Compute 150 factorial 5000 times:
factorialRecursive()
user system elapsed
0.044 0.001 0.045
factorialTailRecursive()
user system elapsed
3.409 0.012 3.429
factorialIterW()
user system elapsed
2.481 0.006 2.488
factorialIterF()
user system elapsed
0.868 0.002 0.874
The results for Python are:
Running time of different factorial algorithm implementations.
Uses timeit module, resource module, and a custom performance function.
Compute 150 factorial 5000 times:
factorial_recursive()
timeit: 0.891448974609
custom: 0.87
resource user: 0.870953
resource system: 0.001843
factorial_tail_recursive()
timeit: 1.02211785316
custom: 1.02
resource user: 1.018795
resource system: 0.00131
factorial_iter_w()
timeit: 0.686491012573
custom: 0.68
resource user: 0.687408
resource system: 0.001749
factorial_iter_f()
timeit: 0.563406944275
custom: 0.57
resource user: 0.569383
resource system: 0.001423
The results for JavaScript are:
Running time of different factorial algorithm implementations.
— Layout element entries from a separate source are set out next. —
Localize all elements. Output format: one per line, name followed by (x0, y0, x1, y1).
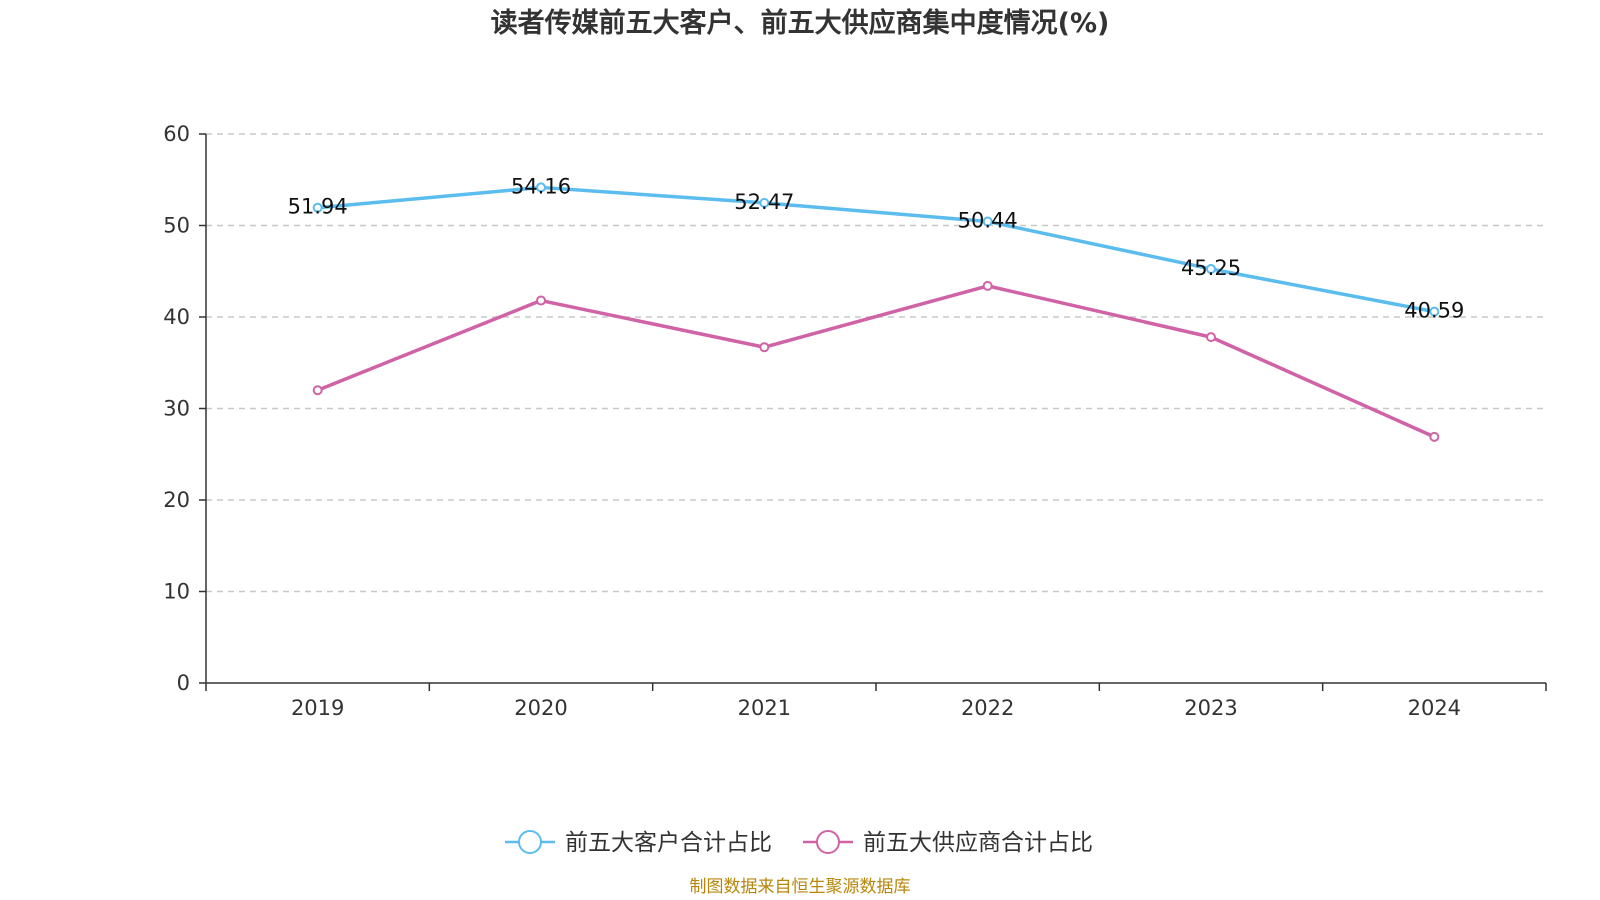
data-label: 45.25 (1181, 256, 1241, 280)
data-point (536, 295, 546, 306)
legend: 前五大客户合计占比 前五大供应商合计占比 (505, 830, 1093, 856)
data-label: 40.59 (1404, 299, 1464, 323)
x-tick-label: 2022 (961, 696, 1014, 720)
data-point (759, 342, 770, 353)
data-point (1429, 431, 1440, 442)
grid-lines (206, 133, 1546, 593)
data-point (312, 385, 323, 396)
legend-marker (518, 830, 542, 854)
data-point (536, 182, 546, 193)
y-axis: 0 10 20 30 40 50 60 (163, 122, 207, 695)
data-label: 51.94 (288, 195, 348, 219)
x-tick-label: 2020 (514, 696, 567, 720)
y-tick-label: 40 (163, 305, 190, 329)
data-label: 50.44 (958, 208, 1018, 232)
data-point (982, 280, 993, 291)
x-tick-label: 2021 (738, 696, 791, 720)
y-tick-label: 0 (177, 671, 190, 695)
data-point (1429, 306, 1440, 317)
data-point (1206, 332, 1216, 343)
data-label: 54.16 (511, 174, 571, 198)
x-axis: 2019 2020 2021 2022 2023 2024 (205, 682, 1547, 720)
y-tick-label: 10 (163, 580, 190, 604)
y-tick-label: 50 (163, 214, 190, 238)
x-tick-label: 2024 (1408, 696, 1461, 720)
source-note: 制图数据来自恒生聚源数据库 (690, 877, 911, 897)
series-line-1 (317, 185, 1435, 314)
data-point (759, 197, 770, 208)
series-line-2 (317, 284, 1436, 439)
y-tick-label: 20 (163, 488, 190, 512)
data-point (312, 202, 323, 213)
series-layer: 51.94 54.16 52.47 50.44 45.25 40.59 (288, 174, 1464, 442)
legend-label: 前五大供应商合计占比 (863, 830, 1093, 856)
x-tick-label: 2019 (291, 696, 344, 720)
data-point (1206, 263, 1216, 274)
data-label: 52.47 (734, 190, 794, 214)
legend-marker (816, 830, 840, 854)
y-tick-label: 30 (163, 397, 190, 421)
chart-title: 读者传媒前五大客户、前五大供应商集中度情况(%) (491, 7, 1110, 39)
x-tick-label: 2023 (1184, 696, 1237, 720)
y-tick-label: 60 (163, 122, 190, 146)
legend-label: 前五大客户合计占比 (565, 830, 772, 856)
data-point (982, 216, 993, 227)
Uses console.time(), Date().getTime() and Date().getMilliseconds()
Compute 150 factorial 5000 times:
factorialRecursive(): 30ms
Using Date().getTime(): 19ms
Using Date().getMilliseconds(): 19ms
factorialTailRecursive(): 44ms
Using Date().getTime(): 44ms
Using Date().getMilliseconds(): 43ms
factorialIterW(): 4ms
Using Date().getTime(): 3ms
Using Date().getMilliseconds(): 3ms
factorialIterF(): 4ms
Using Date().getTime(): 4ms
Using Date().getMilliseconds(): 3ms
If I understand correctly, there is no way to measure CPU time in JavaScript using JS code, and the methods used above measure wall clock time.
The wall clock time measurements of JavaScript are much faster than the Python or R implementations.
For example, wall clock running time of factorial algorithm using for loop: R: 0.874s Python: 0.57 s JavaScript: 0.004s
Why is JavaScript being so much more faster in this computation?